Horizontal scaling ensures that the application is horizontally elastic. The research paper titled “A Fine-Grained Horizontal Scaling Method for Container-Based Clouds” notes that horizontal scaling (or elastic scaling) results in the application’s ability to dynamically adjust based on the required workload at any given point by automatically adjusting the “number of pods in a replication controller, deployment, replication set, or stateful set based on observed CPU utilization.”
How?
The official Kubernetes documentation provides the answer as follows:
Kubernetes contains an API resource and controller known as the Horizontal Pod Autoscaler (HPA). Based on the application’s workload, the HPA automatically increases or decreases the application’s ability to handle an increased/decreased demand for resources by deploying additional pods or reducing the number of pods, respectively.
The best way to describe how the HPA horizontally scales a containerized application in and out is to consider the following use case:
Imagine the scenario of a tech startup that provides a SaaS chatbot service that provides medical and psychological support, as described in the research paper titled “Using Chatbots to Support Medical and Psychological Treatment Procedures.”
This bot is designed to provide support before and after medical procedures such as colonoscopies and hip replacements, coach patients diagnosed with chronic conditions like Diabetes and Chron’s Disease and provide essential psychological support for people diagnosed with Autism and severe depression.
The chatbot is powered by a Large Language Model (LLM) known as the MMLU dataset and a vector database. The company has added in Retrieval Augmented Generation (RAG) to prevent the LLM from hallucinating, increase its performance, improve responsiveness, and answer questions in very close to real-time.
Additionally, the chatbot is developed using a containerized microservices architecture, with the containers being deployed, scaled, and maintained using Kubernetes. Each container is deployed as part of a Kubernetes pod with the set of pods deployed in a Kubernetes Deployment. The vector database contains the LLM stored as a series of vector embeddings that, when combined with the RAG, returns the answers to patient questions quickly and efficiently.
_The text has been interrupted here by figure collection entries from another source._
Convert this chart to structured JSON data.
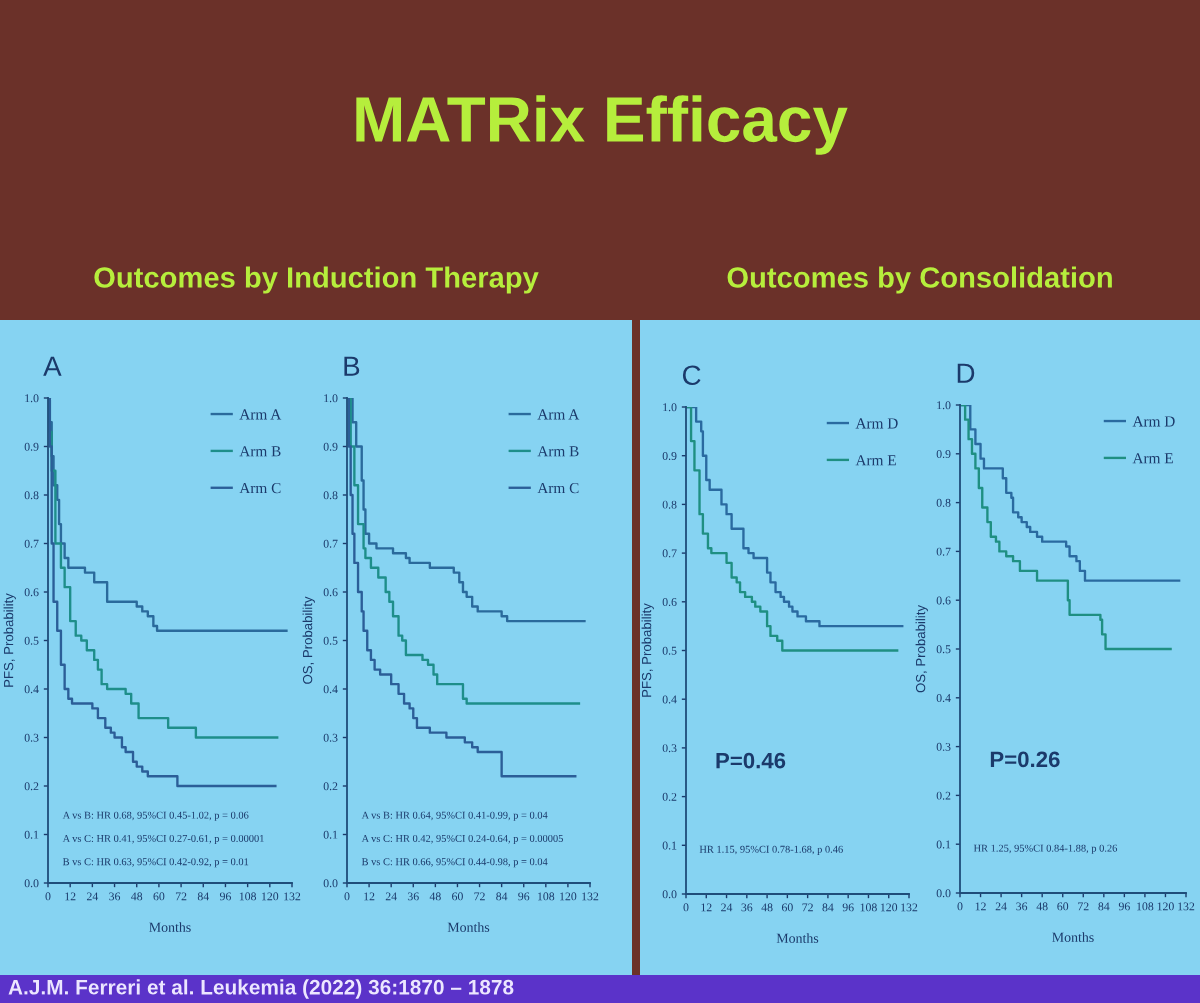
{
  "chart_data": [
    {
      "type": "other",
      "title": "MATRix Efficacy",
      "annotations": [
        "Outcomes by Induction Therapy",
        "Outcomes by Consolidation",
        "A.J.M. Ferreri et al. Leukemia (2022) 36:1870 – 1878"
      ]
    },
    {
      "type": "step",
      "title": "A",
      "xlabel": "Months",
      "ylabel": "PFS, Probability",
      "xlim": [
        0,
        132
      ],
      "xticks": [
        0,
        12,
        24,
        36,
        48,
        60,
        72,
        84,
        96,
        108,
        120,
        132
      ],
      "ylim": [
        0,
        1
      ],
      "yticks": [
        {
          "value": 0,
          "label": "0.0"
        },
        {
          "value": 0.1,
          "label": "0.1"
        },
        {
          "value": 0.2,
          "label": "0.2"
        },
        {
          "value": 0.3,
          "label": "0.3"
        },
        {
          "value": 0.4,
          "label": "0.4"
        },
        {
          "value": 0.5,
          "label": "0.5"
        },
        {
          "value": 0.6,
          "label": "0.6"
        },
        {
          "value": 0.7,
          "label": "0.7"
        },
        {
          "value": 0.8,
          "label": "0.8"
        },
        {
          "value": 0.9,
          "label": "0.9"
        },
        {
          "value": 1,
          "label": "1.0"
        }
      ],
      "legend": "top right",
      "series": [
        {
          "name": "Arm A",
          "color": "#2a6a9c",
          "x": [
            0,
            1,
            2,
            3,
            5,
            6,
            7,
            9,
            11,
            20,
            25,
            32,
            48,
            51,
            54,
            57,
            59,
            129
          ],
          "values": [
            1.0,
            0.95,
            0.88,
            0.82,
            0.79,
            0.74,
            0.7,
            0.67,
            0.65,
            0.64,
            0.62,
            0.58,
            0.57,
            0.56,
            0.55,
            0.53,
            0.52,
            0.52
          ]
        },
        {
          "name": "Arm B",
          "color": "#1e8e8a",
          "x": [
            0,
            1,
            2,
            4,
            7,
            9,
            12,
            15,
            18,
            21,
            25,
            27,
            29,
            32,
            42,
            45,
            49,
            65,
            80,
            124
          ],
          "values": [
            1.0,
            0.93,
            0.85,
            0.7,
            0.65,
            0.61,
            0.54,
            0.51,
            0.5,
            0.48,
            0.46,
            0.44,
            0.41,
            0.4,
            0.39,
            0.37,
            0.34,
            0.32,
            0.3,
            0.3
          ]
        },
        {
          "name": "Arm C",
          "color": "#2b5e98",
          "x": [
            0,
            1,
            2,
            3,
            5,
            7,
            9,
            11,
            13,
            24,
            27,
            31,
            34,
            36,
            40,
            42,
            46,
            48,
            51,
            54,
            70,
            123
          ],
          "values": [
            1.0,
            0.9,
            0.7,
            0.58,
            0.52,
            0.45,
            0.4,
            0.38,
            0.37,
            0.36,
            0.34,
            0.32,
            0.31,
            0.3,
            0.28,
            0.27,
            0.25,
            0.24,
            0.23,
            0.22,
            0.2,
            0.2
          ]
        }
      ],
      "annotations": [
        "A vs B: HR 0.68, 95%CI 0.45-1.02, p = 0.06",
        "A vs C: HR 0.41, 95%CI 0.27-0.61, p = 0.00001",
        "B vs C: HR 0.63, 95%CI 0.42-0.92, p = 0.01"
      ]
    },
    {
      "type": "step",
      "title": "B",
      "xlabel": "Months",
      "ylabel": "OS, Probability",
      "xlim": [
        0,
        132
      ],
      "xticks": [
        0,
        12,
        24,
        36,
        48,
        60,
        72,
        84,
        96,
        108,
        120,
        132
      ],
      "ylim": [
        0,
        1
      ],
      "yticks": [
        {
          "value": 0,
          "label": "0.0"
        },
        {
          "value": 0.1,
          "label": "0.1"
        },
        {
          "value": 0.2,
          "label": "0.2"
        },
        {
          "value": 0.3,
          "label": "0.3"
        },
        {
          "value": 0.4,
          "label": "0.4"
        },
        {
          "value": 0.5,
          "label": "0.5"
        },
        {
          "value": 0.6,
          "label": "0.6"
        },
        {
          "value": 0.7,
          "label": "0.7"
        },
        {
          "value": 0.8,
          "label": "0.8"
        },
        {
          "value": 0.9,
          "label": "0.9"
        },
        {
          "value": 1,
          "label": "1.0"
        }
      ],
      "legend": "top right",
      "series": [
        {
          "name": "Arm A",
          "color": "#2a6a9c",
          "x": [
            0,
            3,
            5,
            8,
            9,
            10,
            12,
            16,
            25,
            32,
            34,
            45,
            58,
            61,
            63,
            65,
            68,
            71,
            84,
            87,
            129
          ],
          "values": [
            1.0,
            0.95,
            0.9,
            0.83,
            0.77,
            0.72,
            0.7,
            0.69,
            0.68,
            0.67,
            0.66,
            0.65,
            0.64,
            0.62,
            0.6,
            0.59,
            0.57,
            0.56,
            0.55,
            0.54,
            0.54
          ]
        },
        {
          "name": "Arm B",
          "color": "#1e8e8a",
          "x": [
            0,
            2,
            4,
            6,
            9,
            10,
            13,
            17,
            21,
            23,
            25,
            28,
            30,
            32,
            41,
            44,
            47,
            49,
            63,
            65,
            126
          ],
          "values": [
            1.0,
            0.9,
            0.82,
            0.74,
            0.69,
            0.67,
            0.65,
            0.63,
            0.6,
            0.58,
            0.55,
            0.51,
            0.5,
            0.47,
            0.46,
            0.45,
            0.43,
            0.41,
            0.38,
            0.37,
            0.37
          ]
        },
        {
          "name": "Arm C",
          "color": "#2b5e98",
          "x": [
            0,
            1,
            2,
            3,
            4,
            6,
            8,
            9,
            11,
            13,
            15,
            18,
            24,
            28,
            31,
            34,
            36,
            38,
            45,
            54,
            64,
            68,
            71,
            84,
            124
          ],
          "values": [
            1.0,
            0.9,
            0.8,
            0.72,
            0.66,
            0.6,
            0.56,
            0.52,
            0.48,
            0.46,
            0.44,
            0.43,
            0.41,
            0.39,
            0.37,
            0.36,
            0.34,
            0.32,
            0.31,
            0.3,
            0.29,
            0.28,
            0.27,
            0.22,
            0.22
          ]
        }
      ],
      "annotations": [
        "A vs B: HR 0.64, 95%CI 0.41-0.99, p = 0.04",
        "A vs C: HR 0.42, 95%CI 0.24-0.64, p = 0.00005",
        "B vs C: HR 0.66, 95%CI 0.44-0.98, p = 0.04"
      ]
    },
    {
      "type": "step",
      "title": "C",
      "subtitle": "P=0.46",
      "xlabel": "Months",
      "ylabel": "PFS, Probability",
      "xlim": [
        0,
        132
      ],
      "xticks": [
        0,
        12,
        24,
        36,
        48,
        60,
        72,
        84,
        96,
        108,
        120,
        132
      ],
      "ylim": [
        0,
        1
      ],
      "yticks": [
        {
          "value": 0,
          "label": "0.0"
        },
        {
          "value": 0.1,
          "label": "0.1"
        },
        {
          "value": 0.2,
          "label": "0.2"
        },
        {
          "value": 0.3,
          "label": "0.3"
        },
        {
          "value": 0.4,
          "label": "0.4"
        },
        {
          "value": 0.5,
          "label": "0.5"
        },
        {
          "value": 0.6,
          "label": "0.6"
        },
        {
          "value": 0.7,
          "label": "0.7"
        },
        {
          "value": 0.8,
          "label": "0.8"
        },
        {
          "value": 0.9,
          "label": "0.9"
        },
        {
          "value": 1,
          "label": "1.0"
        }
      ],
      "legend": "top right",
      "series": [
        {
          "name": "Arm D",
          "color": "#2a6aa0",
          "x": [
            0,
            6,
            9,
            10,
            12,
            14,
            21,
            24,
            27,
            34,
            37,
            40,
            48,
            50,
            53,
            56,
            58,
            61,
            63,
            66,
            71,
            79,
            128
          ],
          "values": [
            1.0,
            0.97,
            0.95,
            0.9,
            0.85,
            0.83,
            0.8,
            0.78,
            0.75,
            0.71,
            0.7,
            0.69,
            0.66,
            0.64,
            0.62,
            0.61,
            0.6,
            0.59,
            0.58,
            0.57,
            0.56,
            0.55,
            0.55
          ]
        },
        {
          "name": "Arm E",
          "color": "#1f8f82",
          "x": [
            0,
            3,
            5,
            8,
            10,
            13,
            15,
            24,
            27,
            30,
            32,
            35,
            39,
            41,
            44,
            48,
            50,
            54,
            57,
            125
          ],
          "values": [
            1.0,
            0.93,
            0.87,
            0.78,
            0.74,
            0.71,
            0.7,
            0.68,
            0.65,
            0.64,
            0.62,
            0.61,
            0.6,
            0.59,
            0.58,
            0.55,
            0.53,
            0.52,
            0.5,
            0.5
          ]
        }
      ],
      "annotations": [
        "HR 1.15, 95%CI 0.78-1.68, p 0.46"
      ]
    },
    {
      "type": "step",
      "title": "D",
      "subtitle": "P=0.26",
      "xlabel": "Months",
      "ylabel": "OS, Probability",
      "xlim": [
        0,
        132
      ],
      "xticks": [
        0,
        12,
        24,
        36,
        48,
        60,
        72,
        84,
        96,
        108,
        120,
        132
      ],
      "ylim": [
        0,
        1
      ],
      "yticks": [
        {
          "value": 0,
          "label": "0.0"
        },
        {
          "value": 0.1,
          "label": "0.1"
        },
        {
          "value": 0.2,
          "label": "0.2"
        },
        {
          "value": 0.3,
          "label": "0.3"
        },
        {
          "value": 0.4,
          "label": "0.4"
        },
        {
          "value": 0.5,
          "label": "0.5"
        },
        {
          "value": 0.6,
          "label": "0.6"
        },
        {
          "value": 0.7,
          "label": "0.7"
        },
        {
          "value": 0.8,
          "label": "0.8"
        },
        {
          "value": 0.9,
          "label": "0.9"
        },
        {
          "value": 1,
          "label": "1.0"
        }
      ],
      "legend": "top right",
      "series": [
        {
          "name": "Arm D",
          "color": "#2a6aa0",
          "x": [
            0,
            6,
            9,
            12,
            14,
            25,
            27,
            30,
            31,
            34,
            36,
            39,
            41,
            45,
            48,
            62,
            64,
            68,
            70,
            73,
            128
          ],
          "values": [
            1.0,
            0.95,
            0.92,
            0.89,
            0.87,
            0.85,
            0.82,
            0.81,
            0.78,
            0.77,
            0.76,
            0.75,
            0.74,
            0.73,
            0.72,
            0.71,
            0.69,
            0.68,
            0.66,
            0.64,
            0.64
          ]
        },
        {
          "name": "Arm E",
          "color": "#1f8f82",
          "x": [
            0,
            3,
            5,
            7,
            9,
            11,
            13,
            16,
            18,
            21,
            23,
            27,
            31,
            35,
            45,
            63,
            64,
            82,
            83,
            85,
            123
          ],
          "values": [
            1.0,
            0.97,
            0.93,
            0.9,
            0.87,
            0.83,
            0.79,
            0.76,
            0.73,
            0.72,
            0.7,
            0.69,
            0.68,
            0.66,
            0.64,
            0.6,
            0.57,
            0.56,
            0.53,
            0.5,
            0.5
          ]
        }
      ],
      "annotations": [
        "HR 1.25, 95%CI 0.84-1.88, p 0.26"
      ]
    }
  ]
}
Note: The company expects variable workloads throughout a 24-hour period with peak traffic in the evenings and over weekends.
Figure 1: The Kubernetes Workflow
To manage these variable workloads, the Kubernetes administrator has configured the HPA to automatically scale out/in (up/down) the number of chatbot service pods based on the actual versus the configured CPU utilization. The goal is to ensure that there are always enough chatbot pods running to handle the current workload (incoming queries) while avoiding over-provisioning.
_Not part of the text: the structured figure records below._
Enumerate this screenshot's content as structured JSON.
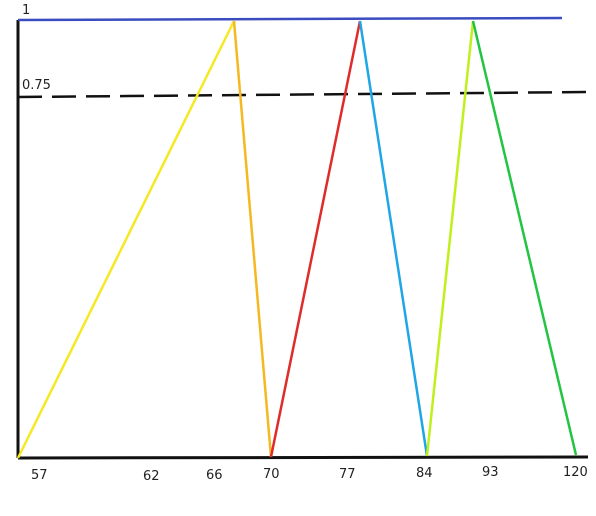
{
  "chart_data": {
    "type": "line",
    "y_labels": [
      "1",
      "0.75"
    ],
    "x_tick_labels": [
      "57",
      "62",
      "66",
      "70",
      "77",
      "84",
      "93",
      "120"
    ],
    "reference_lines": [
      {
        "y": 1,
        "style": "solid",
        "color": "#3b4cc0"
      },
      {
        "y": 0.75,
        "style": "dashed",
        "color": "#111111"
      }
    ],
    "segments": [
      {
        "from": [
          57,
          0
        ],
        "to": [
          68,
          1
        ],
        "color": "#f5e923"
      },
      {
        "from": [
          68,
          1
        ],
        "to": [
          70,
          0
        ],
        "color": "#f5b821"
      },
      {
        "from": [
          70,
          0
        ],
        "to": [
          77,
          1
        ],
        "color": "#e02b2b"
      },
      {
        "from": [
          77,
          1
        ],
        "to": [
          84,
          0
        ],
        "color": "#1fa6e6"
      },
      {
        "from": [
          84,
          0
        ],
        "to": [
          89,
          1
        ],
        "color": "#c0f01c"
      },
      {
        "from": [
          89,
          1
        ],
        "to": [
          120,
          0
        ],
        "color": "#22c442"
      }
    ],
    "grid": false
  }
}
Efficient resource utilization is the most significant benefit of using Kubernetes’ HPA to automate the scaling in and out of the containerized microservices. The HPA dynamically allocates resources, ensuring high availability irrespective of the workload. This leads to other benefits, such as cost savings, scalability, and optimal user experience.
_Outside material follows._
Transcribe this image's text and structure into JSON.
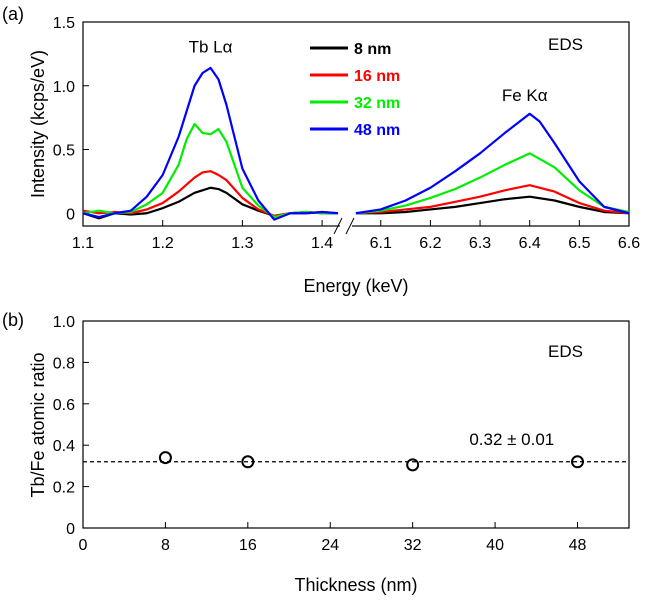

Circling back to our opening statement, cloud-native technologies, including containerization, lead the way in scalable, highly available applications with 99.99% uptime, ensuring an excellent user experience at every touchpoint.
The quality of user experience is ultimately the end goal. A good user experience leads to increased adoption, resulting in sustainable organizational growth over time and, in our scenario, the ability of the startup to evolve into a mature organization.